Alexei Tsvetkov, a Russian-language émigré poet, translator, and essayist, was born in Ivano-Frankivsk, Ukraine, grew up in Zaporizhia, and briefly studied chemistry at Odessa University before going to Moscow State University to study history (1965–1968) and journalism (1971–1974).
He created the unofficial group of poets Moscow Time alongside Sergey Gandlevsky, Bakhyt Kenjeev, and Alexander Soprovsky.
He was imprisoned and deported from Moscow in 1975 and moved to the United States the following year. In 1976–77, he edited the emigrant journal Russkaya Zhizn in San Francisco.
He then went on to the University of Michigan’s graduate school, where he received his Ph.D. in 1983.
Tsvetkov worked as an international broadcaster for the Voice of America radio station after teaching Russian language and literature at Dickinson College in Pennsylvania.
He worked with Radio Free Europe/Radio Liberty in the same position from 1989 to 2007, initially in Munich and then in Prague.

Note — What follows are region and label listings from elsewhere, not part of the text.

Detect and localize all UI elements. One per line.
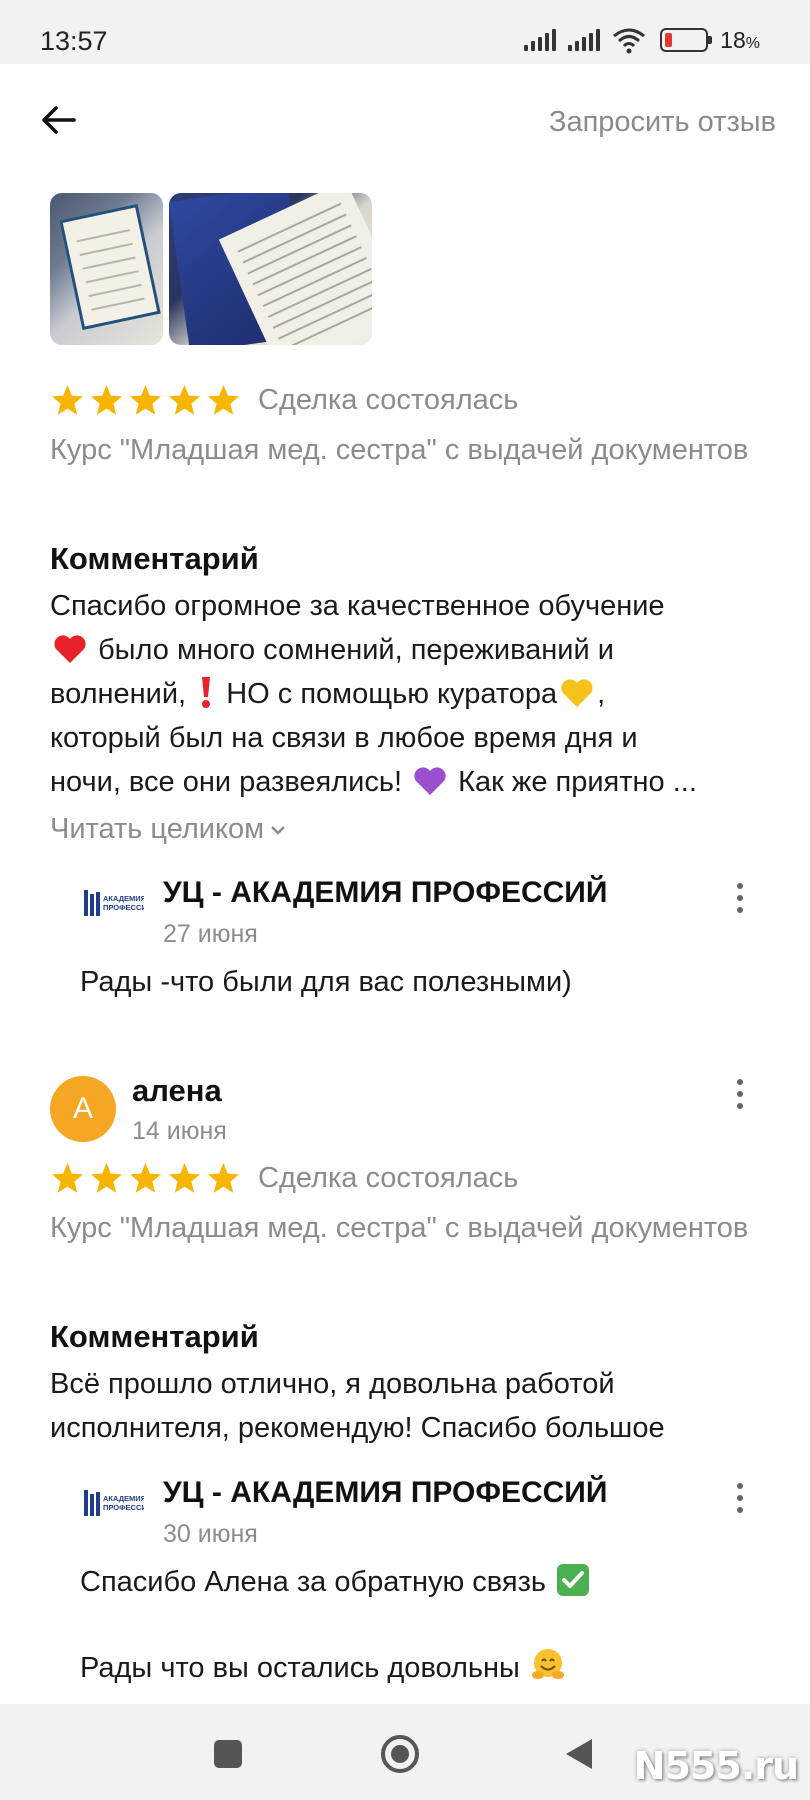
star-icon <box>130 1163 161 1193</box>
reply-text: Рады -что были для вас полезными) <box>80 966 572 998</box>
comment-text: Всё прошло отлично, я довольна работой и… <box>50 1362 760 1450</box>
star-icon <box>169 385 200 415</box>
star-icon <box>208 385 239 415</box>
review-photo-1[interactable] <box>50 193 163 345</box>
kebab-menu-icon <box>737 883 743 889</box>
star-icon <box>52 385 83 415</box>
logo-text-1: АКАДЕМИЯ <box>103 1494 144 1503</box>
logo-text-1: АКАДЕМИЯ <box>103 894 144 903</box>
back-arrow-icon <box>42 106 76 134</box>
back-nav-button[interactable] <box>558 1734 598 1774</box>
read-more-link[interactable]: Читать целиком <box>50 813 286 846</box>
comment-line: ночи, все они развеялись! Как же приятно… <box>50 766 697 798</box>
battery-unit: % <box>745 34 760 52</box>
square-nav-icon <box>214 1740 242 1768</box>
status-bar: 13:57 18% <box>0 0 810 64</box>
comment-line: Спасибо огромное за качественное обучени… <box>50 590 665 622</box>
purple-heart-emoji <box>414 767 446 795</box>
comment-line: который был на связи в любое время дня и <box>50 722 638 754</box>
review-photos <box>50 193 372 345</box>
comment-line: было много сомнений, переживаний и <box>50 628 760 672</box>
logo-text-2: ПРОФЕССИЙ <box>103 1503 144 1512</box>
author-name[interactable]: алена <box>132 1073 222 1109</box>
reply-text: Спасибо Алена за обратную связь <box>80 1560 592 1604</box>
star-icon <box>208 1163 239 1193</box>
reply-text-line: Рады что вы остались довольны <box>80 1652 520 1684</box>
hugging-face-emoji <box>531 1649 564 1679</box>
rating-stars <box>50 383 241 418</box>
back-button[interactable] <box>36 98 80 142</box>
triangle-nav-icon <box>566 1739 592 1769</box>
exclamation-emoji <box>202 677 211 708</box>
reply-text: Рады что вы остались довольны <box>80 1646 568 1690</box>
star-icon <box>130 385 161 415</box>
reply-author-name: УЦ - АКАДЕМИЯ ПРОФЕССИЙ <box>163 1476 608 1509</box>
circle-nav-icon <box>381 1735 419 1773</box>
watermark: N555.ru <box>633 1744 799 1788</box>
reply-date: 27 июня <box>163 920 258 948</box>
course-title: Курс "Младшая мед. сестра" с выдачей док… <box>50 1212 749 1244</box>
star-icon <box>91 1163 122 1193</box>
deal-status: Сделка состоялась <box>258 384 519 416</box>
reply-menu-button[interactable] <box>728 1478 752 1518</box>
star-icon <box>91 385 122 415</box>
academy-logo: АКАДЕМИЯ ПРОФЕССИЙ <box>84 890 144 916</box>
status-icons: 18% <box>524 24 760 56</box>
reply-menu-button[interactable] <box>728 878 752 918</box>
yellow-heart-emoji <box>561 679 593 707</box>
request-review-link[interactable]: Запросить отзыв <box>549 106 776 139</box>
comment-line: волнений, НО с помощью куратора, <box>50 672 760 716</box>
star-icon <box>52 1163 83 1193</box>
check-mark-emoji <box>557 1564 590 1596</box>
comment-heading: Комментарий <box>50 541 259 576</box>
reply-author-name: УЦ - АКАДЕМИЯ ПРОФЕССИЙ <box>163 876 608 909</box>
heart-emoji <box>54 635 86 663</box>
comment-text: Спасибо огромное за качественное обучени… <box>50 584 760 804</box>
academy-logo: АКАДЕМИЯ ПРОФЕССИЙ <box>84 1490 144 1516</box>
rating-stars <box>50 1161 241 1196</box>
signal-icon <box>568 29 601 51</box>
reply-date: 30 июня <box>163 1520 258 1548</box>
kebab-menu-icon <box>737 1079 743 1085</box>
battery-level <box>665 33 672 47</box>
battery-icon <box>660 28 713 52</box>
comment-heading: Комментарий <box>50 1319 259 1354</box>
kebab-menu-icon <box>737 1483 743 1489</box>
reply-text-line: Спасибо Алена за обратную связь <box>80 1566 546 1598</box>
deal-status: Сделка состоялась <box>258 1162 519 1194</box>
logo-text-2: ПРОФЕССИЙ <box>103 903 144 912</box>
battery-text: 18% <box>720 27 760 54</box>
comment-line: исполнителя, рекомендую! Спасибо большое <box>50 1412 665 1444</box>
chevron-down-icon <box>271 825 285 835</box>
status-time: 13:57 <box>40 26 108 56</box>
battery-percent: 18 <box>720 26 746 53</box>
read-more-label: Читать целиком <box>50 813 265 845</box>
wifi-icon <box>613 28 646 54</box>
home-button[interactable] <box>380 1734 420 1774</box>
review-menu-button[interactable] <box>728 1074 752 1114</box>
recent-apps-button[interactable] <box>208 1734 248 1774</box>
signal-icon <box>524 29 557 51</box>
comment-line: Всё прошло отлично, я довольна работой <box>50 1368 615 1400</box>
course-title: Курс "Младшая мед. сестра" с выдачей док… <box>50 434 749 466</box>
certificate-image <box>59 203 161 331</box>
avatar[interactable]: А <box>50 1076 116 1142</box>
star-icon <box>169 1163 200 1193</box>
review-date: 14 июня <box>132 1117 227 1145</box>
review-photo-2[interactable] <box>169 193 372 345</box>
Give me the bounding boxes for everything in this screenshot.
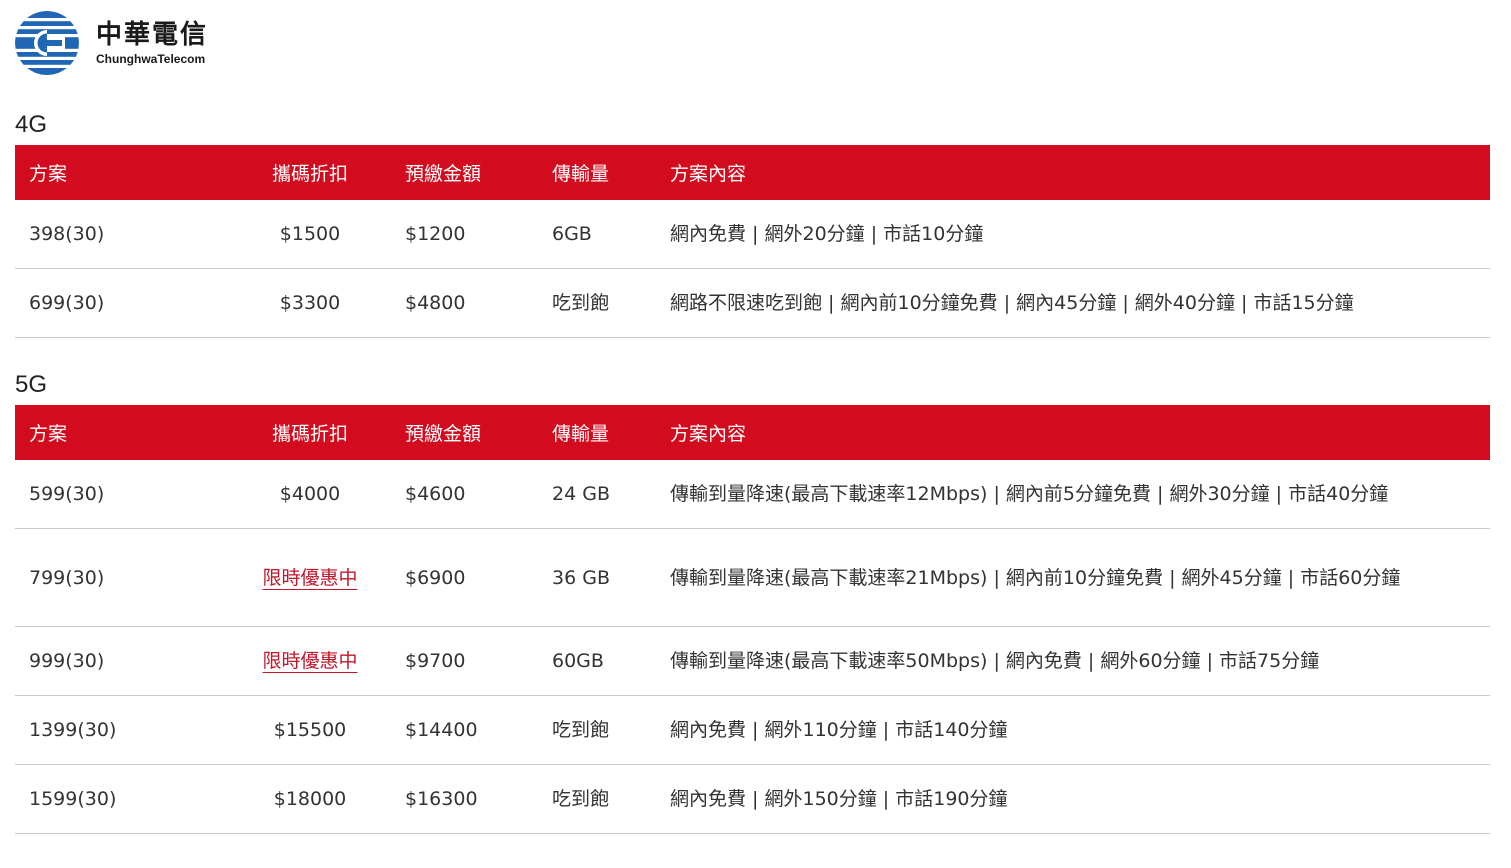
cell-content: 網內免費 | 網外20分鐘 | 市話10分鐘 xyxy=(656,200,1490,269)
cell-discount: $3300 xyxy=(229,268,391,338)
cell-discount: 限時優惠中 xyxy=(229,528,391,627)
table-row: 1599(30) $18000 $16300 吃到飽 網內免費 | 網外150分… xyxy=(15,764,1490,834)
cell-data: 吃到飽 xyxy=(538,268,656,338)
cell-discount: 限時優惠中 xyxy=(229,626,391,696)
cell-plan: 699(30) xyxy=(15,268,229,338)
plan-section-5g: 5G 方案 攜碼折扣 預繳金額 傳輸量 方案內容 599(30) $4000 $… xyxy=(15,365,1490,834)
table-row: 1399(30) $15500 $14400 吃到飽 網內免費 | 網外110分… xyxy=(15,695,1490,765)
column-header-plan: 方案 xyxy=(15,405,229,460)
limited-offer-link[interactable]: 限時優惠中 xyxy=(262,650,357,672)
table-header-row: 方案 攜碼折扣 預繳金額 傳輸量 方案內容 xyxy=(15,405,1490,460)
column-header-data: 傳輸量 xyxy=(538,145,656,200)
column-header-discount: 攜碼折扣 xyxy=(229,145,391,200)
plan-table-4g: 方案 攜碼折扣 預繳金額 傳輸量 方案內容 398(30) $1500 $120… xyxy=(15,145,1490,338)
cell-prepay: $6900 xyxy=(391,528,538,627)
cell-discount: $4000 xyxy=(229,460,391,529)
cell-data: 60GB xyxy=(538,626,656,696)
cell-content: 網內免費 | 網外150分鐘 | 市話190分鐘 xyxy=(656,764,1490,834)
table-row: 699(30) $3300 $4800 吃到飽 網路不限速吃到飽 | 網內前10… xyxy=(15,268,1490,338)
cell-content: 傳輸到量降速(最高下載速率21Mbps) | 網內前10分鐘免費 | 網外45分… xyxy=(656,528,1490,627)
cell-plan: 799(30) xyxy=(15,528,229,627)
cell-content: 網路不限速吃到飽 | 網內前10分鐘免費 | 網內45分鐘 | 網外40分鐘 |… xyxy=(656,268,1490,338)
cell-content: 網內免費 | 網外110分鐘 | 市話140分鐘 xyxy=(656,695,1490,765)
cell-prepay: $16300 xyxy=(391,764,538,834)
cell-data: 吃到飽 xyxy=(538,764,656,834)
plan-table-5g: 方案 攜碼折扣 預繳金額 傳輸量 方案內容 599(30) $4000 $460… xyxy=(15,405,1490,834)
column-header-prepay: 預繳金額 xyxy=(391,405,538,460)
section-title: 4G xyxy=(15,111,48,138)
table-row: 398(30) $1500 $1200 6GB 網內免費 | 網外20分鐘 | … xyxy=(15,200,1490,269)
plan-section-4g: 4G 方案 攜碼折扣 預繳金額 傳輸量 方案內容 398(30) $1500 $… xyxy=(15,105,1490,338)
column-header-content: 方案內容 xyxy=(656,405,1490,460)
cell-plan: 599(30) xyxy=(15,460,229,529)
table-row: 999(30) 限時優惠中 $9700 60GB 傳輸到量降速(最高下載速率50… xyxy=(15,626,1490,696)
limited-offer-link[interactable]: 限時優惠中 xyxy=(262,567,357,589)
cell-data: 6GB xyxy=(538,200,656,269)
cell-data: 36 GB xyxy=(538,528,656,627)
cell-prepay: $9700 xyxy=(391,626,538,696)
cell-data: 24 GB xyxy=(538,460,656,529)
cell-discount: $1500 xyxy=(229,200,391,269)
cell-data: 吃到飽 xyxy=(538,695,656,765)
table-header-row: 方案 攜碼折扣 預繳金額 傳輸量 方案內容 xyxy=(15,145,1490,200)
page: 中華電信 ChunghwaTelecom 4G 方案 攜碼折扣 預繳金額 傳輸量… xyxy=(0,0,1511,868)
brand-name-cn: 中華電信 xyxy=(96,20,209,50)
brand-name-en: ChunghwaTelecom xyxy=(96,52,206,66)
cell-content: 傳輸到量降速(最高下載速率12Mbps) | 網內前5分鐘免費 | 網外30分鐘… xyxy=(656,460,1490,529)
column-header-prepay: 預繳金額 xyxy=(391,145,538,200)
cell-prepay: $4800 xyxy=(391,268,538,338)
column-header-content: 方案內容 xyxy=(656,145,1490,200)
cell-discount: $15500 xyxy=(229,695,391,765)
cell-plan: 398(30) xyxy=(15,200,229,269)
cell-discount: $18000 xyxy=(229,764,391,834)
table-row: 799(30) 限時優惠中 $6900 36 GB 傳輸到量降速(最高下載速率2… xyxy=(15,528,1490,627)
cell-prepay: $4600 xyxy=(391,460,538,529)
column-header-data: 傳輸量 xyxy=(538,405,656,460)
chunghwa-globe-icon xyxy=(15,11,79,75)
column-header-discount: 攜碼折扣 xyxy=(229,405,391,460)
table-row: 599(30) $4000 $4600 24 GB 傳輸到量降速(最高下載速率1… xyxy=(15,460,1490,529)
column-header-plan: 方案 xyxy=(15,145,229,200)
cell-prepay: $1200 xyxy=(391,200,538,269)
cell-plan: 1399(30) xyxy=(15,695,229,765)
cell-content: 傳輸到量降速(最高下載速率50Mbps) | 網內免費 | 網外60分鐘 | 市… xyxy=(656,626,1490,696)
chunghwa-telecom-logo[interactable]: 中華電信 ChunghwaTelecom xyxy=(14,10,208,76)
cell-plan: 999(30) xyxy=(15,626,229,696)
section-title: 5G xyxy=(15,371,48,398)
cell-plan: 1599(30) xyxy=(15,764,229,834)
cell-prepay: $14400 xyxy=(391,695,538,765)
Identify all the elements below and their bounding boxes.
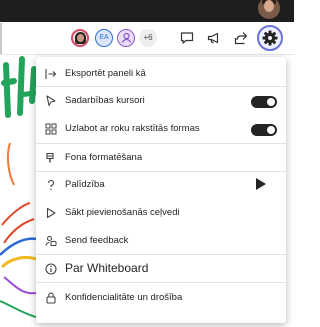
question-icon [47,179,55,190]
menu-item-label: Uzlabot ar roku rakstītās formas [65,123,200,134]
menu-item-label: Palīdzība [65,179,105,190]
menu-item-export[interactable]: Eksportēt paneli kā [36,62,286,86]
collaborator-avatar-icon[interactable] [117,29,135,47]
menu-item-privacy-security[interactable]: Konfidencialitāte un drošība [36,286,286,310]
info-icon [45,263,57,275]
menu-item-label: Fona formatēšana [65,152,143,163]
menu-item-enhance-ink-shapes[interactable]: Uzlabot ar roku rakstītās formas [36,117,286,141]
settings-menu: Eksportēt paneli kā Sadarbības kursori U… [36,57,286,323]
export-icon [45,69,57,79]
play-icon [46,207,56,219]
menu-divider [36,143,286,144]
lock-icon [46,292,56,304]
menu-item-about[interactable]: Par Whiteboard [36,257,286,281]
more-collaborators-count[interactable]: +6 [139,29,157,47]
menu-item-label: Sākt pievienošanās ceļvedi [65,207,180,218]
enhance-ink-shapes-toggle[interactable] [251,124,277,136]
comment-icon[interactable] [179,30,195,46]
shapes-icon [45,123,57,135]
cursor-icon [46,95,56,107]
menu-divider [36,254,286,255]
paint-bucket-icon [46,152,54,163]
person-icon [121,32,131,43]
canvas-border [0,23,2,54]
mouse-pointer-icon [256,178,266,190]
menu-item-send-feedback[interactable]: Send feedback [36,229,286,253]
menu-divider [36,86,286,87]
collaborator-avatar-initials[interactable]: EA [95,29,113,47]
menu-item-label: Par Whiteboard [65,261,149,275]
whiteboard-toolbar: EA +6 [0,22,294,55]
collaborator-avatar-photo[interactable] [71,29,89,47]
feedback-icon [45,236,57,246]
settings-button[interactable] [257,25,283,51]
user-avatar[interactable] [258,0,280,19]
menu-item-label: Eksportēt paneli kā [65,68,146,79]
menu-item-onboarding-tour[interactable]: Sākt pievienošanās ceļvedi [36,201,286,225]
menu-item-background-format[interactable]: Fona formatēšana [36,146,286,170]
app-title-bar [0,0,294,22]
menu-divider [36,171,286,172]
gear-icon [262,30,278,46]
menu-item-label: Send feedback [65,235,129,246]
menu-item-label: Sadarbības kursori [65,95,145,106]
share-icon[interactable] [233,30,249,46]
collaborative-cursors-toggle[interactable] [251,96,277,108]
megaphone-icon[interactable] [206,30,222,46]
menu-divider [36,282,286,283]
menu-item-collaborative-cursors[interactable]: Sadarbības kursori [36,89,286,113]
menu-item-help[interactable]: Palīdzība [36,173,286,197]
menu-item-label: Konfidencialitāte un drošība [65,292,183,303]
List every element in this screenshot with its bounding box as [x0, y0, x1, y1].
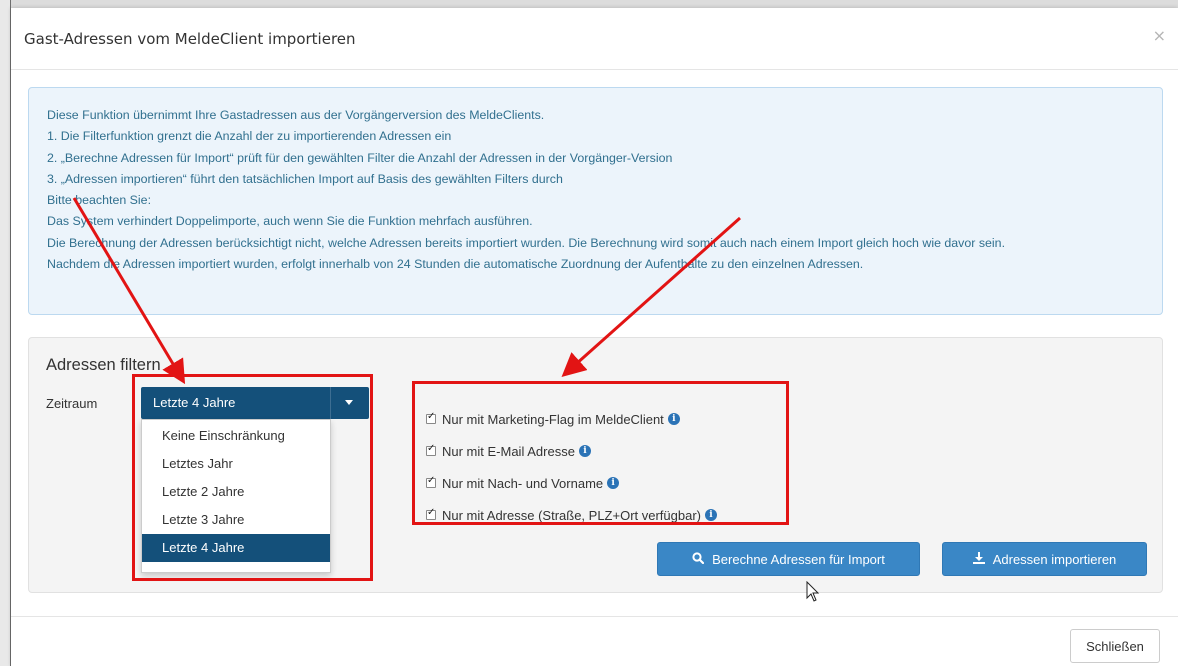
zeitraum-label: Zeitraum	[46, 396, 98, 411]
modal-title: Gast-Adressen vom MeldeClient importiere…	[24, 30, 356, 48]
info-line: Diese Funktion übernimmt Ihre Gastadress…	[47, 108, 545, 122]
modal-header: Gast-Adressen vom MeldeClient importiere…	[11, 8, 1178, 70]
calculate-button-label: Berechne Adressen für Import	[712, 551, 885, 567]
annotation-box-checkboxes	[412, 381, 789, 525]
info-line: Bitte beachten Sie:	[47, 193, 152, 208]
filter-title: Adressen filtern	[46, 356, 161, 374]
info-alert: Diese Funktion übernimmt Ihre Gastadress…	[28, 87, 1163, 315]
import-button[interactable]: Adressen importieren	[942, 542, 1147, 576]
info-line: Das System verhindert Doppelimporte, auc…	[47, 214, 533, 229]
background-strip	[0, 0, 1178, 8]
info-line: 2. „Berechne Adressen für Import“ prüft …	[47, 150, 673, 165]
download-icon	[972, 551, 985, 567]
close-button[interactable]: Schließen	[1070, 629, 1160, 663]
calculate-button[interactable]: Berechne Adressen für Import	[657, 542, 920, 576]
info-line: 3. „Adressen importieren“ führt den tats…	[47, 171, 563, 186]
info-line: 1. Die Filterfunktion grenzt die Anzahl …	[47, 129, 452, 144]
search-icon	[692, 551, 705, 567]
import-button-label: Adressen importieren	[992, 551, 1117, 567]
close-icon[interactable]: ×	[1153, 28, 1166, 44]
info-line: Nachdem die Adressen importiert wurden, …	[47, 257, 864, 272]
modal-footer-divider	[11, 616, 1178, 617]
background-edge	[0, 0, 11, 666]
info-line: Die Berechnung der Adressen berücksichti…	[47, 235, 1006, 250]
mouse-cursor-icon	[806, 581, 820, 602]
annotation-box-zeitraum	[132, 374, 373, 581]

Tsvetkov lived and worked as a freelance writer in New York City for many years. He moved to Bat Yam, Israel, in 2018 after making aliyah.
He quit composing poetry and switched to prose in the late 1980s. Tsvetkov’s unfinished novel Just a Voice, an autobiography of a fictional Roman soldier, displays his view of the Roman civilization as one of humanity’s pinnacles.
A. Skvortsov, A. Lehrman, G. Smith, A. Zorin, and poets Andrey Voznesensky, Sergey Gandlevsky, and Mikhail Aizenberg have all praised Alexei Tsvetkov as one of the best poets of his generation.
Alexei Tsvetkov cause of death
Alexei Tsvetkov died at the age of 75 on 12 May 2022. His cause of death is currently unknown.